Es curioso lo que se parece el Windows al hijoputismo. Obsesionados por la seguridad, acaban coartando la libertad del sistema. Antivirus que ralentizan e impiden que otros programas necesarios funcionen con normalidad. Sistemas de seguridad que se corrompen porque se han convencido de que una máquina puede suplantar al hombre y decidir, lo que puede ser potencialmente peligroso, mediante la IA, y, en una decisión errónea, provoca el caos. Todo relacionado con el miedo y la forma de mantenernos seguros en un sistema que no sólo no controlamos, sino que nos controla a nosotros y que decide lo que es o no bueno para nuestros intereses.

Vivimos en un régimen de cartón piedra. Ahora, que estoy leyendo “la armadura de la Luz” de Kent Follen, me doy cuenta de cuanto se parece esta época a aquella en la que los déspotas, nobles y primeros miembros de una incipiente burguesía, hacían de su capa un sayo, y enjuiciaban, condenaban y asesinaban legalmente a inocentes en nombre de la libertad del incipiente mercado. Hoy, en estas aparentes democracias, activistas considerados peligrosos para el sistema, son condenados y encarcelados por delitos inventados o exagerados de forma que sean capaces de entrar dentro de la ilegalidad.

Todo el mundo sabe que la ley Mordaza es una ley propia de regímenes totalitarios. Una ley que invalida la presunción de inocencia y que da valor de infalibilidad a un señor por haber aprobado una oposición (en la que, por cierto, no se tienen en cuenta las faltas de ortografía), no puede ser una ley democrática. ¿Por qué tiene que valer más la palabra de un policía que la de un ciudadano? Porque es la única forma de amedrentar, de vender seguridad a través de la coacción económica que el estado tiene sin que un juez supervise las pruebas y dictamine que lo que hay no es un delito del ciudadano sino un abuso de poder del policía. El relato que ilustra este artículo está basado en un hecho real sucedido en Madrid en una de las cientos de manifestaciones que se produjeron a partir del 15 de mayo de 2011. Mi amigo se fue a casa con una brecha en la cabeza, con la “rabia” de no poder hacer nada y con el miedo en el cuerpo de ser denunciado por algo que no había hecho.

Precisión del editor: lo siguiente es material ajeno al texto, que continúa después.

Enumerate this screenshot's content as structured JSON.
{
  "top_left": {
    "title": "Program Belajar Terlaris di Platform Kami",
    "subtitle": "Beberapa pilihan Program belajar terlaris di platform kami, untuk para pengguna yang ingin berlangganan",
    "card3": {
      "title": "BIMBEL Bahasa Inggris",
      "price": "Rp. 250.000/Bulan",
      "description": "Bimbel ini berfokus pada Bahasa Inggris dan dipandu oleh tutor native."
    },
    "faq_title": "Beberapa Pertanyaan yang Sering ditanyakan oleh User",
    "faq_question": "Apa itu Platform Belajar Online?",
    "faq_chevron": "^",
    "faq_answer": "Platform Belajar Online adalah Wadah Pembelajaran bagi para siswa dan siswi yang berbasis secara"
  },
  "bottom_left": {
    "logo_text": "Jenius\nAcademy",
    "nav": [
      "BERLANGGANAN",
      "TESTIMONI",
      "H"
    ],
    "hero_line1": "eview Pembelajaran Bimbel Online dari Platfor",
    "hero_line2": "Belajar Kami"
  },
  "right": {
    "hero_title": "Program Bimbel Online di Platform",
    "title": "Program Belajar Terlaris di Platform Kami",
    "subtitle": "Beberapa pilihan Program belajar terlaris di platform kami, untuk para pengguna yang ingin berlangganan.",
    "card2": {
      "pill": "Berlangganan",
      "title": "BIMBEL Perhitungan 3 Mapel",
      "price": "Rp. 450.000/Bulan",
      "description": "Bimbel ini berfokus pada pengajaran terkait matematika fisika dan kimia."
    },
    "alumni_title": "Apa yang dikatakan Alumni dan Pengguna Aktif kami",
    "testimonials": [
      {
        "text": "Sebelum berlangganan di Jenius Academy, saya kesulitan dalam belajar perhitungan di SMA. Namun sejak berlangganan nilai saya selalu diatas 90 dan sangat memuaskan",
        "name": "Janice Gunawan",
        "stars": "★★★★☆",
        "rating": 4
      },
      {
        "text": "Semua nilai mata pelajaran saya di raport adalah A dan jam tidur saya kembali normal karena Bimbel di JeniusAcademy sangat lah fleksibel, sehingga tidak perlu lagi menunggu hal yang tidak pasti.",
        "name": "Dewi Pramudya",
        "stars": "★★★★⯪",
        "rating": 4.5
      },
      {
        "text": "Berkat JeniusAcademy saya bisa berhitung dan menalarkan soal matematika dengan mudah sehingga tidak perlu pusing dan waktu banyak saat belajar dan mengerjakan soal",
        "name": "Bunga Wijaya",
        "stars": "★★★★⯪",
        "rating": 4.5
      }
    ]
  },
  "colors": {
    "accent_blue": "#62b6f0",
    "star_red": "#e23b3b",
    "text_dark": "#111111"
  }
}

La semana pasada nos soltaron el globo sonda de la retirada de la ley. Un espejismo que apenas duró un par de horas. Yolidatos, doña Sonrisa Cínica, se había adelantado vendiendo humo y el caporal del cortijo, tuvo que salir a recordar que las políticas sociales del gobierno más progresista de la historia, solo son pinceladas de betún para que parezca que hay igualdad, pero sin tocar el sistema. Es más. Al golpe de realidad de la no derogación de la ley de Seguridad Ciudadana, acompañó el anuncio de nuevas medidas de constricción y de coacción de libertades. Pretenden enjuiciar a los que estamos todos los días denunciando las «fake news» procedentes del imperio. A todos los que nos opongamos a la OTAN y a todos los que, como en este artículo, propaguen noticias que ellos consideren contrarias a los intereses del país (a los suyos propios claro). Si ya nos han convertido por decreto en agentes secretos al servicio de Putin, aunque no tengamos claro ni siquiera dónde está Rusia, ahora además pretenden meternos en la cárcel, o peor, arruinarnos económicamente mediante sanciones administrativas cuantiosas que además de ser arbitrarias, está fuera del alcance de los tribunales.

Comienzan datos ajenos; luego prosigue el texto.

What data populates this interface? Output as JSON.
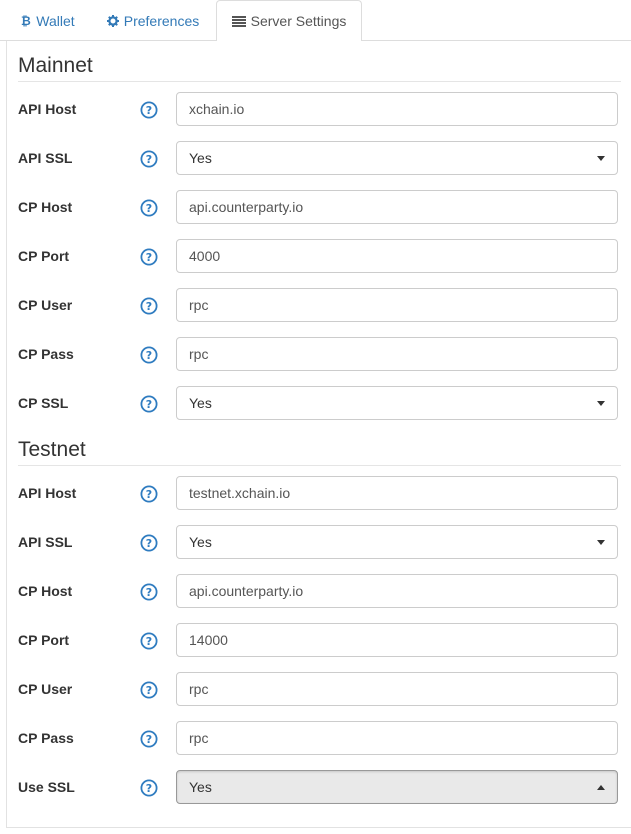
{
  "tabs": [
    {
      "label": "Wallet",
      "icon": "bitcoin-icon",
      "active": false
    },
    {
      "label": "Preferences",
      "icon": "gear-icon",
      "active": false
    },
    {
      "label": "Server Settings",
      "icon": "list-icon",
      "active": true
    }
  ],
  "colors": {
    "link": "#337ab7",
    "help_icon": "#2f7cc0"
  },
  "mainnet": {
    "title": "Mainnet",
    "rows": [
      {
        "label": "API Host",
        "type": "input",
        "value": "xchain.io"
      },
      {
        "label": "API SSL",
        "type": "select",
        "value": "Yes"
      },
      {
        "label": "CP Host",
        "type": "input",
        "value": "api.counterparty.io"
      },
      {
        "label": "CP Port",
        "type": "input",
        "value": "4000"
      },
      {
        "label": "CP User",
        "type": "input",
        "value": "rpc"
      },
      {
        "label": "CP Pass",
        "type": "input",
        "value": "rpc"
      },
      {
        "label": "CP SSL",
        "type": "select",
        "value": "Yes"
      }
    ]
  },
  "testnet": {
    "title": "Testnet",
    "rows": [
      {
        "label": "API Host",
        "type": "input",
        "value": "testnet.xchain.io"
      },
      {
        "label": "API SSL",
        "type": "select",
        "value": "Yes"
      },
      {
        "label": "CP Host",
        "type": "input",
        "value": "api.counterparty.io"
      },
      {
        "label": "CP Port",
        "type": "input",
        "value": "14000"
      },
      {
        "label": "CP User",
        "type": "input",
        "value": "rpc"
      },
      {
        "label": "CP Pass",
        "type": "input",
        "value": "rpc"
      },
      {
        "label": "Use SSL",
        "type": "select",
        "value": "Yes",
        "open": true
      }
    ]
  }
}
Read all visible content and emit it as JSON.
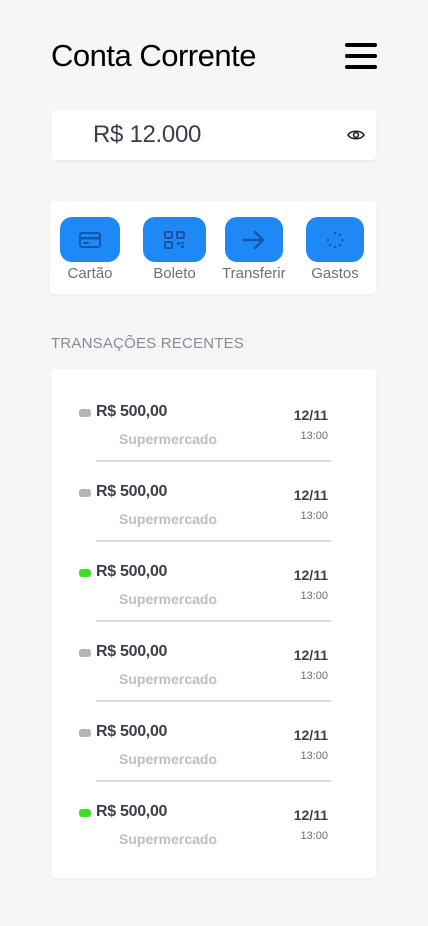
{
  "header": {
    "title": "Conta Corrente",
    "menu_icon": "hamburger-menu-icon"
  },
  "balance": {
    "value": "R$ 12.000",
    "visibility_icon": "eye-icon"
  },
  "actions": [
    {
      "label": "Cartão",
      "icon": "card-icon"
    },
    {
      "label": "Boleto",
      "icon": "qr-code-icon"
    },
    {
      "label": "Transferir",
      "icon": "arrow-right-icon"
    },
    {
      "label": "Gastos",
      "icon": "loading-spinner-icon"
    }
  ],
  "section": {
    "recent_label": "TRANSAÇÕES RECENTES"
  },
  "transactions": [
    {
      "amount": "R$ 500,00",
      "merchant": "Supermercado",
      "date": "12/11",
      "time": "13:00",
      "status_color": "#b3b3b8"
    },
    {
      "amount": "R$ 500,00",
      "merchant": "Supermercado",
      "date": "12/11",
      "time": "13:00",
      "status_color": "#b3b3b8"
    },
    {
      "amount": "R$ 500,00",
      "merchant": "Supermercado",
      "date": "12/11",
      "time": "13:00",
      "status_color": "#3ddc2f"
    },
    {
      "amount": "R$ 500,00",
      "merchant": "Supermercado",
      "date": "12/11",
      "time": "13:00",
      "status_color": "#b3b3b8"
    },
    {
      "amount": "R$ 500,00",
      "merchant": "Supermercado",
      "date": "12/11",
      "time": "13:00",
      "status_color": "#b3b3b8"
    },
    {
      "amount": "R$ 500,00",
      "merchant": "Supermercado",
      "date": "12/11",
      "time": "13:00",
      "status_color": "#3ddc2f"
    }
  ],
  "colors": {
    "accent": "#1e88f6",
    "background": "#f6f5f8"
  }
}
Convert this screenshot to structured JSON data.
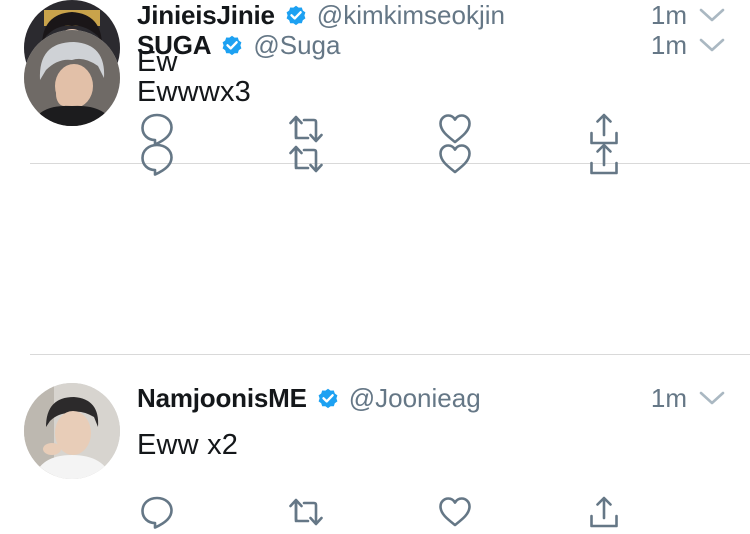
{
  "colors": {
    "text_primary": "#14171a",
    "text_secondary": "#657786",
    "verified_blue": "#1da1f2",
    "icon_gray": "#657786",
    "divider": "#d9d9d9"
  },
  "tweets": [
    {
      "display_name": "JinieisJinie",
      "handle": "@kimkimseokjin",
      "time": "1m",
      "text": "Ew",
      "verified": true,
      "avatar_icon": "avatar-photo"
    },
    {
      "display_name": "NamjoonisME",
      "handle": "@Joonieag",
      "time": "1m",
      "text": "Eww x2",
      "verified": true,
      "avatar_icon": "avatar-photo"
    },
    {
      "display_name": "SUGA",
      "handle": "@Suga",
      "time": "1m",
      "text": "Ewwwx3",
      "verified": true,
      "avatar_icon": "avatar-photo"
    }
  ],
  "action_icons": [
    "reply-icon",
    "retweet-icon",
    "like-icon",
    "share-icon"
  ],
  "menu_icon": "chevron-down-icon"
}
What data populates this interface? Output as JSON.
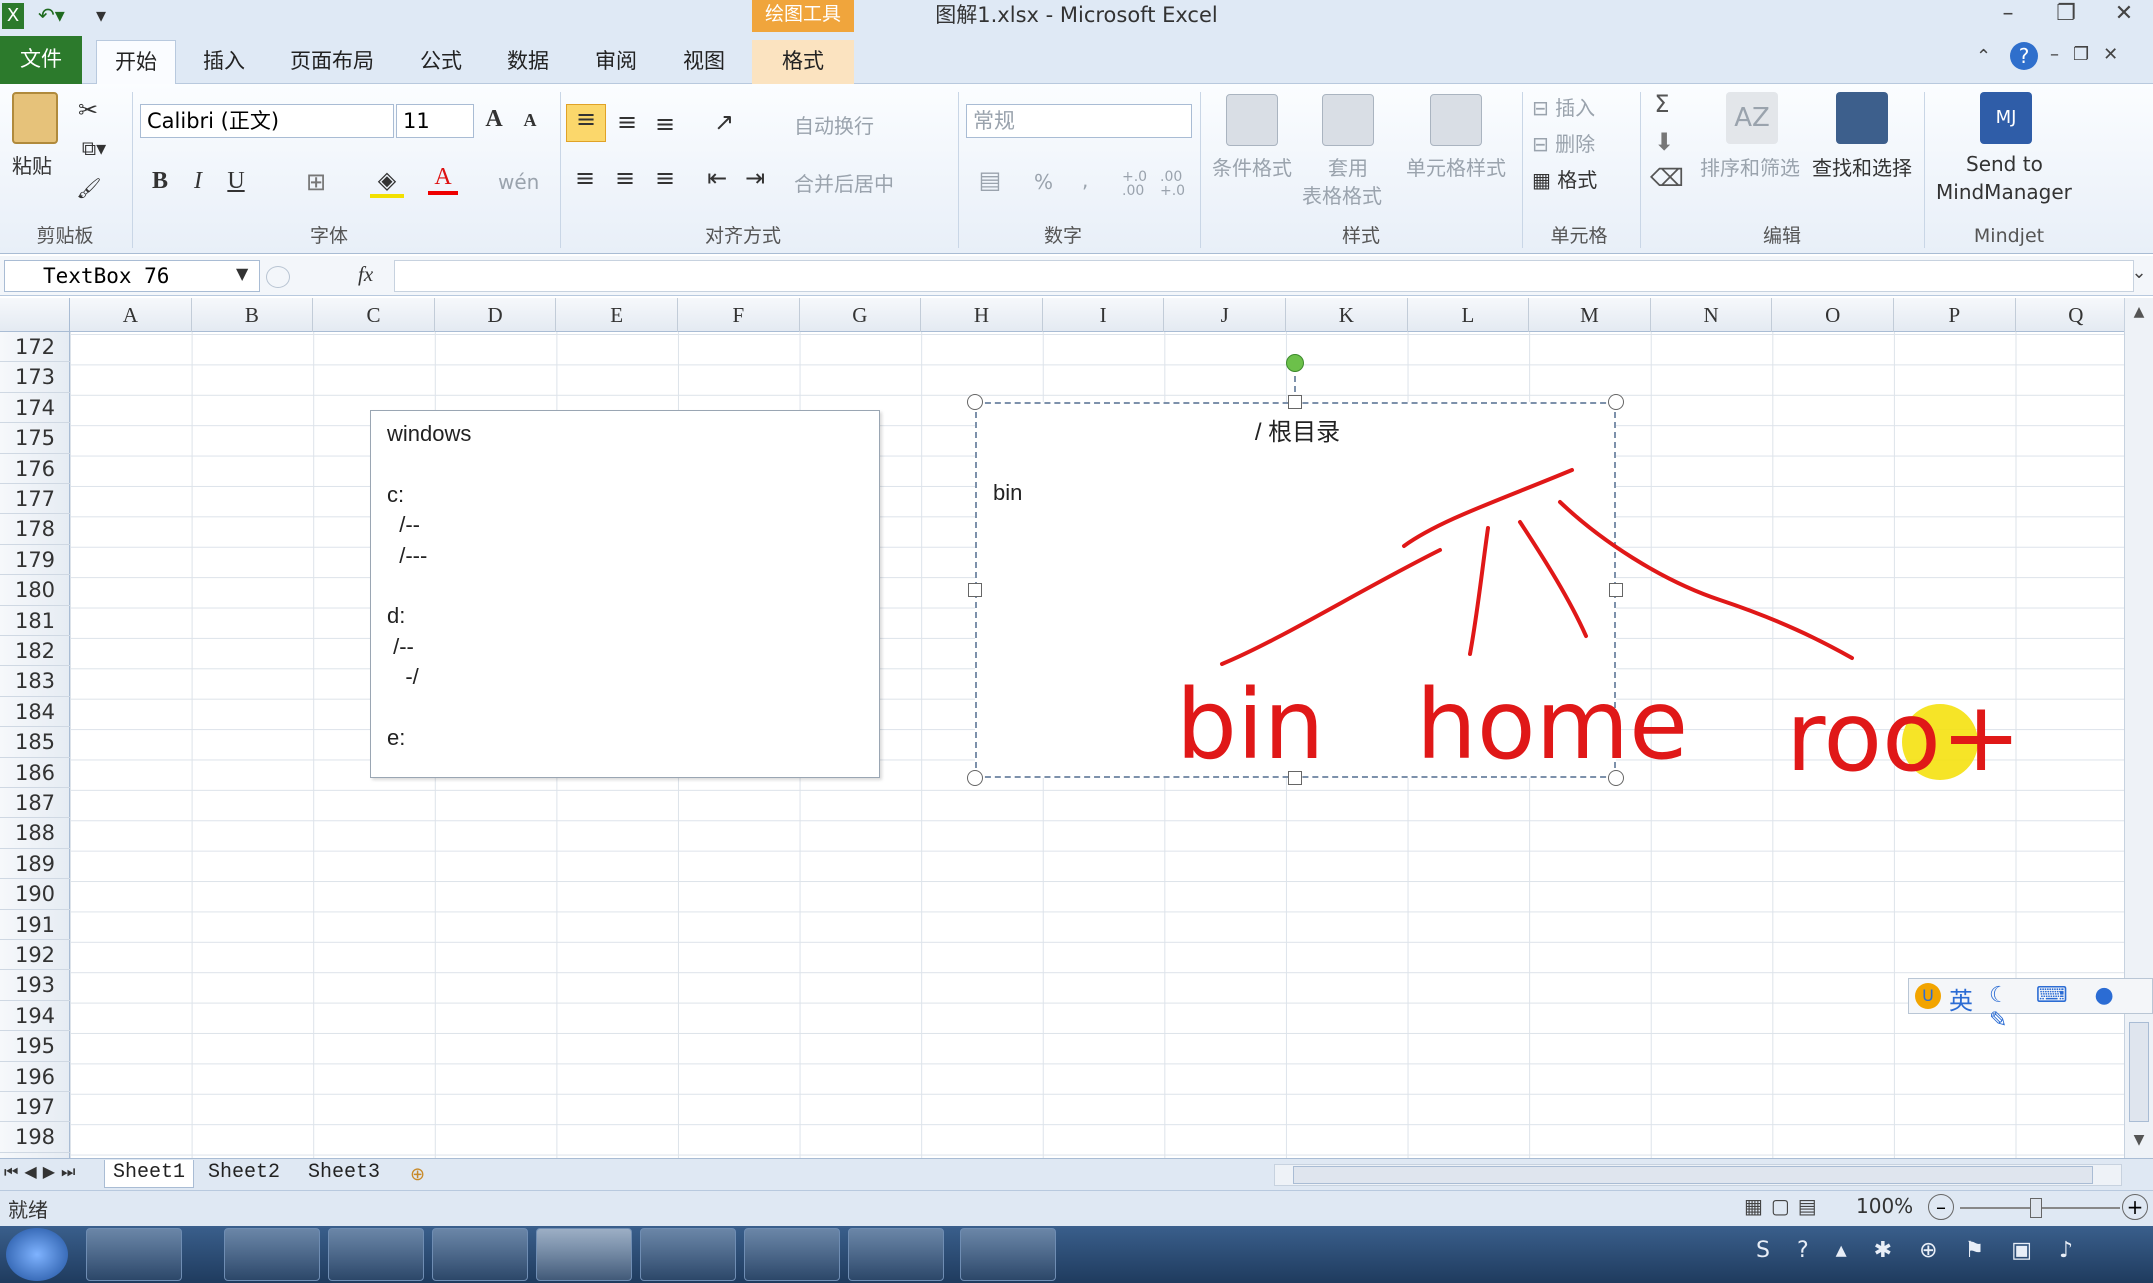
{
  "window": {
    "title": "图解1.xlsx - Microsoft Excel",
    "contextual_tools": "绘图工具"
  },
  "tabs": {
    "file": "文件",
    "home": "开始",
    "insert": "插入",
    "page_layout": "页面布局",
    "formulas": "公式",
    "data": "数据",
    "review": "审阅",
    "view": "视图",
    "format": "格式"
  },
  "ribbon": {
    "clipboard": {
      "paste": "粘贴",
      "label": "剪贴板"
    },
    "font": {
      "name": "Calibri (正文)",
      "size": "11",
      "bold": "B",
      "italic": "I",
      "underline": "U",
      "grow": "A",
      "shrink": "A",
      "label": "字体",
      "phonetic": "wén"
    },
    "alignment": {
      "wrap": "自动换行",
      "merge": "合并后居中",
      "label": "对齐方式"
    },
    "number": {
      "format": "常规",
      "percent": "%",
      "comma": ",",
      "inc": "+.0 .00",
      "dec": ".00 +.0",
      "label": "数字"
    },
    "styles": {
      "conditional": "条件格式",
      "table_1": "套用",
      "table_2": "表格格式",
      "cell_styles": "单元格样式",
      "label": "样式"
    },
    "cells": {
      "insert": "插入",
      "delete": "删除",
      "format": "格式",
      "label": "单元格"
    },
    "editing": {
      "sigma": "Σ",
      "sort_filter": "排序和筛选",
      "find_select": "查找和选择",
      "label": "编辑"
    },
    "mindjet": {
      "send_1": "Send to",
      "send_2": "MindManager",
      "label": "Mindjet"
    }
  },
  "formula_bar": {
    "name_box": "TextBox 76",
    "fx": "fx",
    "value": ""
  },
  "columns": [
    "A",
    "B",
    "C",
    "D",
    "E",
    "F",
    "G",
    "H",
    "I",
    "J",
    "K",
    "L",
    "M",
    "N",
    "O",
    "P",
    "Q"
  ],
  "rows": [
    "172",
    "173",
    "174",
    "175",
    "176",
    "177",
    "178",
    "179",
    "180",
    "181",
    "182",
    "183",
    "184",
    "185",
    "186",
    "187",
    "188",
    "189",
    "190",
    "191",
    "192",
    "193",
    "194",
    "195",
    "196",
    "197",
    "198"
  ],
  "textbox_left": {
    "lines": [
      "windows",
      "",
      "c:",
      "  /--",
      "  /---",
      "",
      "d:",
      " /--",
      "   -/",
      "",
      "e:"
    ]
  },
  "textbox_right": {
    "title": "/ 根目录",
    "text": "bin",
    "handwriting": [
      "bin",
      "home",
      "roo+"
    ]
  },
  "sheets": [
    "Sheet1",
    "Sheet2",
    "Sheet3"
  ],
  "status": {
    "ready": "就绪",
    "zoom": "100%"
  },
  "ime": {
    "lang": "英"
  },
  "colors": {
    "office_green": "#2c7a2c",
    "tools_orange": "#f0a53c",
    "annotation_red": "#e01818",
    "highlight_yellow": "#f5e10f"
  }
}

Nos hemos dejado llevar hasta un sistema totalmente despótico. La democracia sólo es el poblado de cartón piedra dónde se rueda la vida. Por dentro, el que se sale de la norma, acaba acorralado y eliminado. Por las buenas (600 € y un aviso) o por las malas (hasta cinco años de cárcel por manifestarse). La seguridad y el miedo rigen el sistema. La judicatura y las fuerzas de seguridad son el McAfee del sistema. El antivirus que no sólo no deja pasar a los malos, sino que ralentiza lo que debería ser necesario y primordial para mover el sistema democrático: la libertad.

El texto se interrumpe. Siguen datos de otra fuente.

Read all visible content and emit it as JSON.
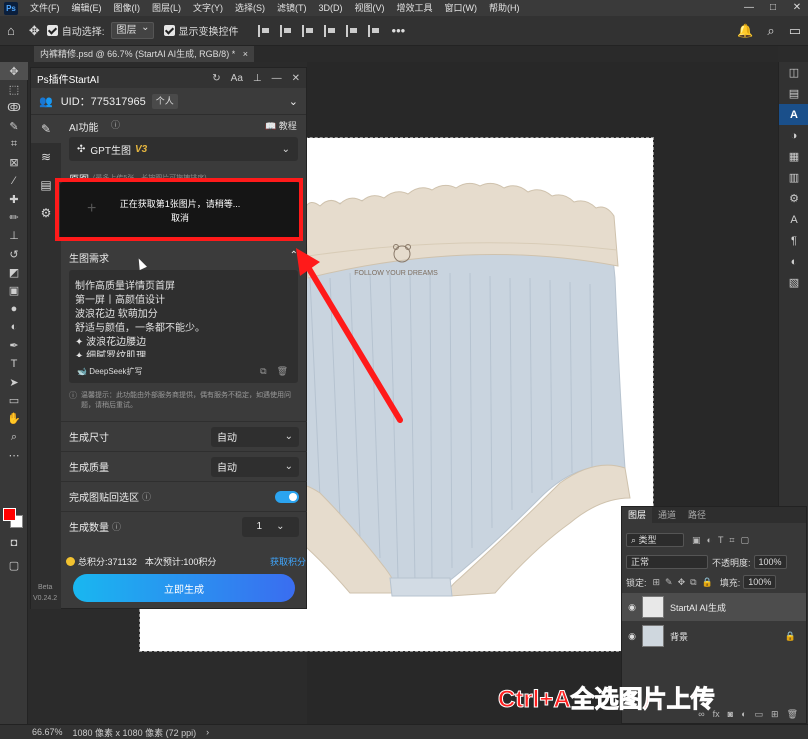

Mientras, nos tienen entretenidos con los buscaminas de turno. Las semanas pasadas, la Eurocopa. Ahora empiezan los JJOO y cuando acaben vuelve el Mandril y la liga. No hay problema de vivienda, de derechos, de sanidad o educación que aguante ante la adrenalina del opio del pueblo. Porque la gente, por lo que se ha visto, está dispuesta a soportar cuarenta grados al sol para ir a celebrar una Eurocopa, pero es un fastidio asistir a una manifestación en defensa de la sanidad pública o de una vivienda digna.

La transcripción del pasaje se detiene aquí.